The court also rejected the defendant’s contention that the zoning restrictions were invalid on facial overbreadth grounds, explaining that “They do not affect personal displays of music, drama or film consistent with residential use, including singing at home or watching a film in one’s living room. The accessory use provisions permitting home occupations and uses customarily accessory to principal uses like dwellings encompass additional protected music, drama and film-related expression that one may conduct on a residential property. Simply put, the Zoning Law does not restrict the type of musical expression or entertainment typically associated with residential use of property, such as that attendant to a backyard barbeque, birthday party or similar gathering of family and friends (including observance of Shabbat).” The court acknowledged that there might be a small subcategory of theater uses that would be consistent with the rural district zoning, but the fact that the prohibition on theaters wasn’t perfectly tailored wasn’t enough to undermine its validity, especially when considered along with the fact that ample alternative modes of communication were permitted throughout all of the town’s zoning districts. “Notably,” the court explained, “the constitutional validity of an ordinance does not depend on whether the specific party challenging the regulation is actually able to access land for the desired purpose…. Inasmuch as the provisions simply seek to limit certain cultural presentations to the non-rural areas where they would have a less damaging impact, they also survive defendant’s overbreadth challenge.”

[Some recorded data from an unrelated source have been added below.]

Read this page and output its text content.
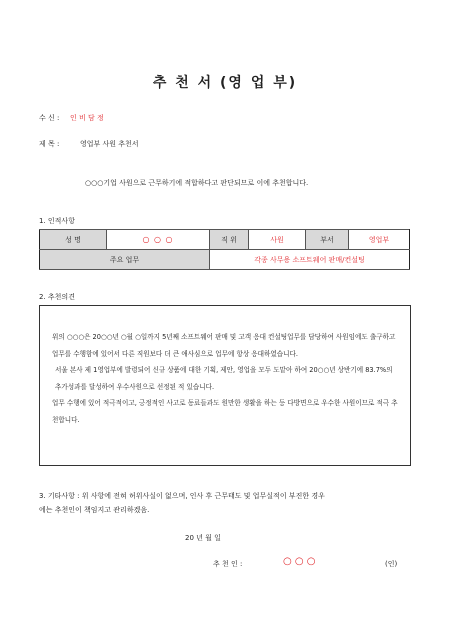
추 천 서 (영 업 부)
수 신 : 인 비 담 정
제 목 :	영업부 사원 추천서
○○○기업 사원으로 근무하기에 적합하다고 판단되므로 이에 추천합니다.
1. 인적사항
성 명	○ ○ ○	직 위	사원	부서	영업부
주요 업무		각종 사무용 소프트웨어 판매/컨설팅			
2. 추천의견
위의 ○○○은 20○○년 ○월 ○일까지 5년째 소프트웨어 판매 및 고객 응대 컨설팅업무를 담당하여 사원임에도 출구하고 업무를 수행함에 있어서 다른 직원보다 더 큰 애사심으로 업무에 항상 응대하였습니다.
서울 본사 제 1영업부에 발령되어 신규 상품에 대한 기획, 제안, 영업을 모두 도맡아 하여 20○○년 상반기에 83.7%의 추가성과를 달성하여 우수사원으로 선정된 적 있습니다.
업무 수행에 있어 적극적이고, 긍정적인 사고로 동료들과도 원만한 생활을 하는 등 다방면으로 우수한 사원이므로 적극 추천합니다.
3. 기타사항 : 위 사항에 전혀 허위사실이 없으며, 인사 후 근무태도 및 업무실적이 부진한 경우
에는 추천인이 책임지고 관리하겠음.
20 년 월 일
추 천 인 :	○ ○ ○	(인)
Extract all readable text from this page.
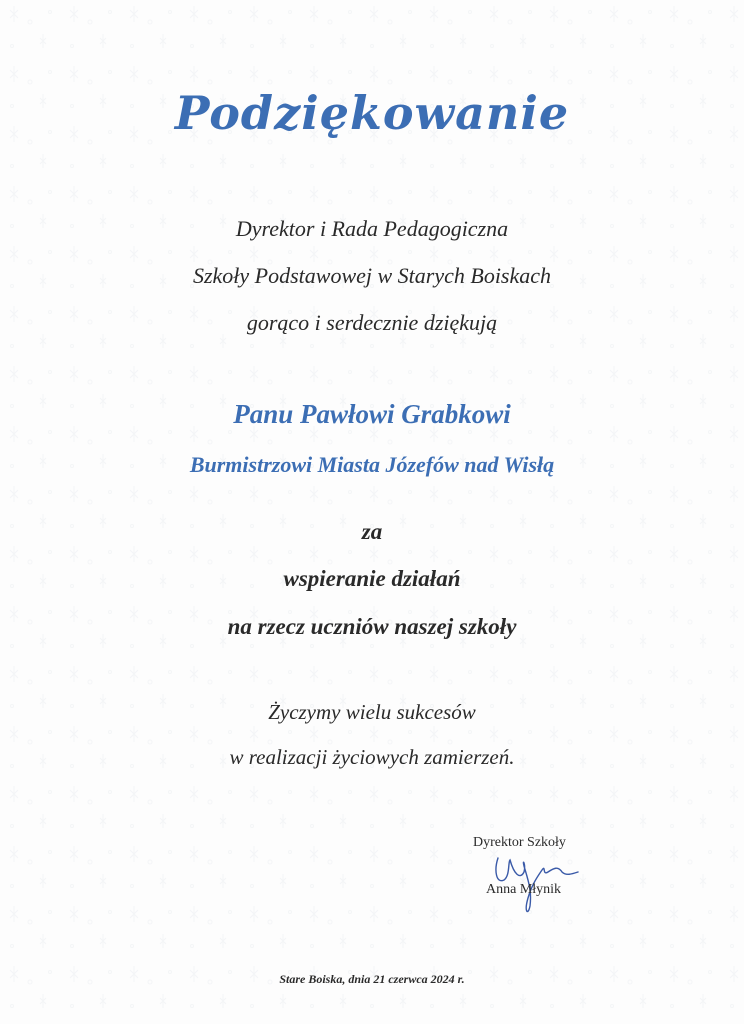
Podziękowanie
Dyrektor i Rada Pedagogiczna
Szkoły Podstawowej w Starych Boiskach
gorąco i serdecznie dziękują
Panu Pawłowi Grabkowi
Burmistrzowi Miasta Józefów nad Wisłą
za
wspieranie działań
na rzecz uczniów naszej szkoły
Życzymy wielu sukcesów
w realizacji życiowych zamierzeń.
Dyrektor Szkoły
Anna Młynik
Stare Boiska, dnia 21 czerwca 2024 r.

The court similarly dismissed the defendant’s facial and as-applied vagueness claims, explaining again that the zoning law clearly listed the uses that were allowable in the rural district and clearly set forth uses not specifically permitted were prohibited. In short, the zoning regulations were sufficient to put the defendant on notice that an outdoor music festival was not a permitted use of his property. As the court explained, “the legality of defendant’s event does not turn on whether it fits within the defined land use of a “theater.” In any event, the definition — in addition to the stated purposes of the Rural District and the list of land uses allowed only with a special use permit — was adequate to alert a person of ordinary intelligence that the myriad preparations supporting the presentation of a three-day music festival, including security, tents, food trucks, and sanitation plans, would require either a variance or a special use permit to proceed.” And to the extent that the defendant’s vagueness claim was premised on his belief that the theater restriction prohibited personal expressive displays, the court reiterated that this was an unreasonable interpretation of the zoning ordinance, which clearly allowed personal displays of expression as accessory uses.